Published October 05. 2012 05:02PM

Carbon County must pay an additional $16,000 to help cover a 10 percent cut in state funding for one agency.

During the county commissioners' meeting, the board voted to adopt the Carbon County Children and Youth Services need based plan and budget for fiscal year 2013/2014, which amounts to $4,310,334.

Commissioner William O'Gurek explained that the funds come from various state, federal and county sources.

He pointed out that in addition to the 2013/2014 budget, the county was advised by Sallianne Newton, administrator of Children and Youth, that one line item in this year's needs based plan, which the county is currently working within, was just cut by 10 percent by the state. This means that the county must now pay an additional $16,579 that was not already budgeted. The county annually contributes about 20 percent of the agency's overall budget.

"It creates, what I think, is a hardship on the county because we will now have to come up with that kind of money that we have not budgeted," O'Gurek said.

He added that he credits the employees in the Children and Youth department for helping keep the budget figures down over the last few years.

Last year, Newton told the board that the department was taking a 10 percent cut from the state, which represented a $400,000 gap that the county had to find ways to fill in.

Newton changed a number of things in the operations of the department, including altering programs, reviewing child placements, using home providers instead of foster care and having more permanent legal guardians.

The biggest change that helped save thousands came with changes to the community service program the agency handles. In the past, Children and Youth contracted with Pennsylvania Treatment and Healing and JusticeWorks to administer, supervise and transport juveniles sentenced to do community service; but the county switched focus and now utilizes the juvenile probation office, who works with Children and Youth employees to oversee and run the program. This change was expected to save $20,000 a month in expenses.

"That's a substantial savings, in addition to some of the other things she (Newton) did," O'Gurek said, adding that in addition to Children and Youth, the county has a very active group of people, which include the Carbon County Child and Family Collaborative Board, Children's Roundtable and Criminal Justice Advisory Board, who continually work to create better programs for juveniles and families, streamline the court system, and keep the number of child placements down. "It's a complicated process and I think as a county I'm proud of the way everyone is involved in making this program work for the county."
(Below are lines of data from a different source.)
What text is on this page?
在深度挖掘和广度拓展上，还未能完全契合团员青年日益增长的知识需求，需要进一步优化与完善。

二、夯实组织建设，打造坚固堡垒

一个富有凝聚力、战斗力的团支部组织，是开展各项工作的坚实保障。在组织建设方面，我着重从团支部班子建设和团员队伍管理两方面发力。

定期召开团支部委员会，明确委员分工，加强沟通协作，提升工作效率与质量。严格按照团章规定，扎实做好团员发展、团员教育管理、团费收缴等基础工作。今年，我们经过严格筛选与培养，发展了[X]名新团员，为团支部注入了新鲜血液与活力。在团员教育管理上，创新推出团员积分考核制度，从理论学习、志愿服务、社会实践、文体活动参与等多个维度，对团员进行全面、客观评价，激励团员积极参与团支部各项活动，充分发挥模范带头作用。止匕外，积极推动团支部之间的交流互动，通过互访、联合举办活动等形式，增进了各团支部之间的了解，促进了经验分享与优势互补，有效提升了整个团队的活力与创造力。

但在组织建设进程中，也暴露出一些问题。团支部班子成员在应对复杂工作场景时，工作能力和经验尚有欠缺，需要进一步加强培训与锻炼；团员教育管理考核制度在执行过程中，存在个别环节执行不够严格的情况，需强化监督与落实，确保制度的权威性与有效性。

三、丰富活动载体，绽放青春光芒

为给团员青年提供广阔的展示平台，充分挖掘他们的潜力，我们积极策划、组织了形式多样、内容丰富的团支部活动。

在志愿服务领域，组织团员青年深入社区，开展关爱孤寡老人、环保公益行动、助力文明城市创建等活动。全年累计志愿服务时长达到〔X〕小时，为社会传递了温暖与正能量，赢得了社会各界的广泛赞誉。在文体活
Commissioner Wayne Nothstein, chairman, said that placement costs are the biggest factor the agency has to deal with because costs could be anywhere from $10 to $15 a day for foster care to over $500 a day.

He credited Newton and the Children and Youth employees for helping keep the placement costs down by the changes they implemented, because a few years ago, the agency was facing an increase in budget to over $5 million.
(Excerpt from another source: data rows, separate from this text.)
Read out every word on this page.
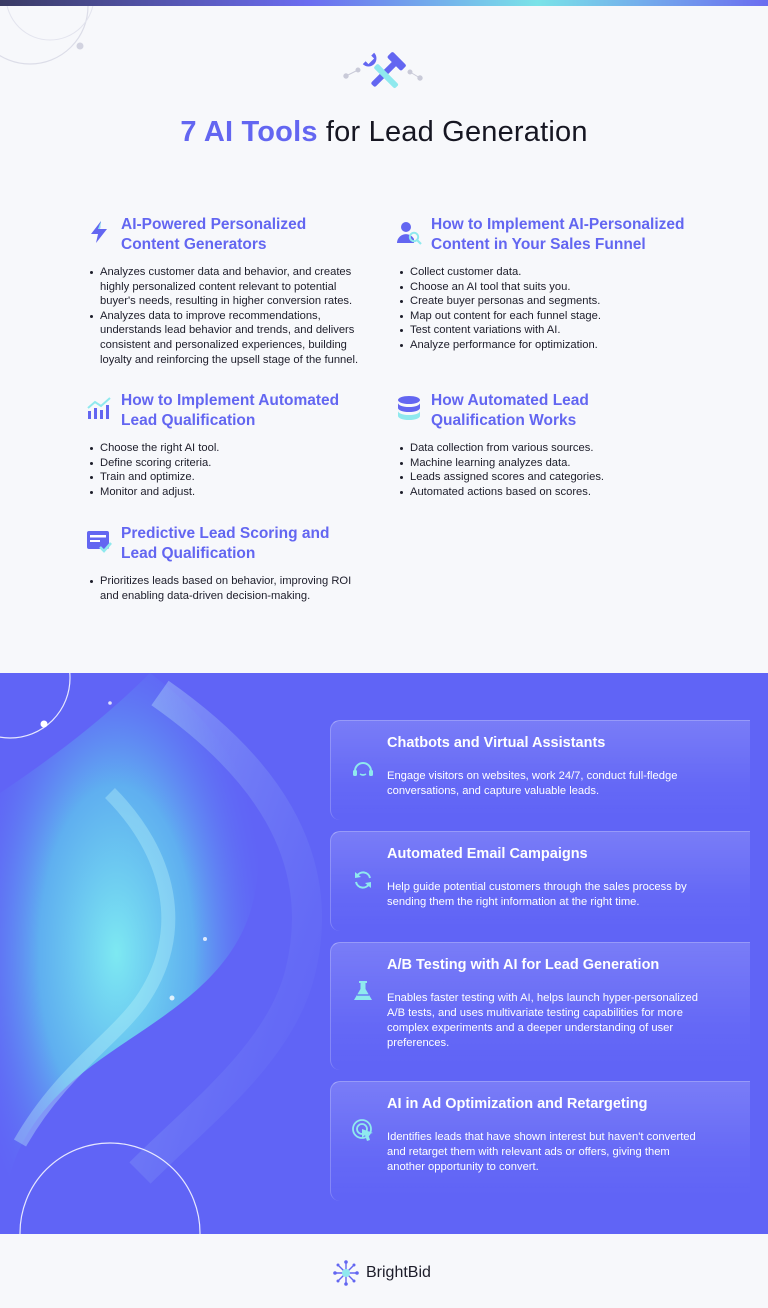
7 AI Tools for Lead Generation
AI-Powered Personalized
Content Generators
Analyzes customer data and behavior, and creates highly personalized content relevant to potential buyer's needs, resulting in higher conversion rates.
Analyzes data to improve recommendations, understands lead behavior and trends, and delivers consistent and personalized experiences, building loyalty and reinforcing the upsell stage of the funnel.
How to Implement AI-Personalized
Content in Your Sales Funnel
Collect customer data.
Choose an AI tool that suits you.
Create buyer personas and segments.
Map out content for each funnel stage.
Test content variations with AI.
Analyze performance for optimization.
How to Implement Automated
Lead Qualification
Choose the right AI tool.
Define scoring criteria.
Train and optimize.
Monitor and adjust.
How Automated Lead
Qualification Works
Data collection from various sources.
Machine learning analyzes data.
Leads assigned scores and categories.
Automated actions based on scores.
Predictive Lead Scoring and
Lead Qualification
Prioritizes leads based on behavior, improving ROI and enabling data-driven decision-making.
Chatbots and Virtual Assistants

Engage visitors on websites, work 24/7, conduct full-fledge conversations, and capture valuable leads.

Automated Email Campaigns

Help guide potential customers through the sales process by sending them the right information at the right time.

A/B Testing with AI for Lead Generation

Enables faster testing with AI, helps launch hyper-personalized A/B tests, and uses multivariate testing capabilities for more complex experiments and a deeper understanding of user preferences.

AI in Ad Optimization and Retargeting

Identifies leads that have shown interest but haven't converted and retarget them with relevant ads or offers, giving them another opportunity to convert.

BrightBid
O'Gurek added that the cost for placements have been decreasing over the last few years. In December 2007, monthly placement costs were $318,000. By 2009, the costs dropped to less than $200,000 a month.

"We made some great strides in doing things differently and not having to pay out those costs," O'Gurek said.

In other matters, Commissioners Nothstein and Thomas J. Gerhard commended TIMES NEWS reporter Ron Gower for his recent coverage of volunteer firefighters.

Nothstein said that Gower's recent opinion column was "right on target."

He pointed out that next week is fire prevention week and urged people to support the local fire departments.

Nothstein added that he commends all municipalities who hire volunteer firefighters and allow them to leave when a call for help comes in because without that cooperation, it could cause major headaches in boroughs and townships if a catastrophe occurred.

He spoke about the volunteers who give their time and service to their community and about the operations of what volunteers must do after a fire call ends.

Gerhard added that the article Gower wrote on the recent dedication of the Mahoning Fire Company's new firetruck was right on target because it recognized the firefighters, KME, and what fire departments are all about.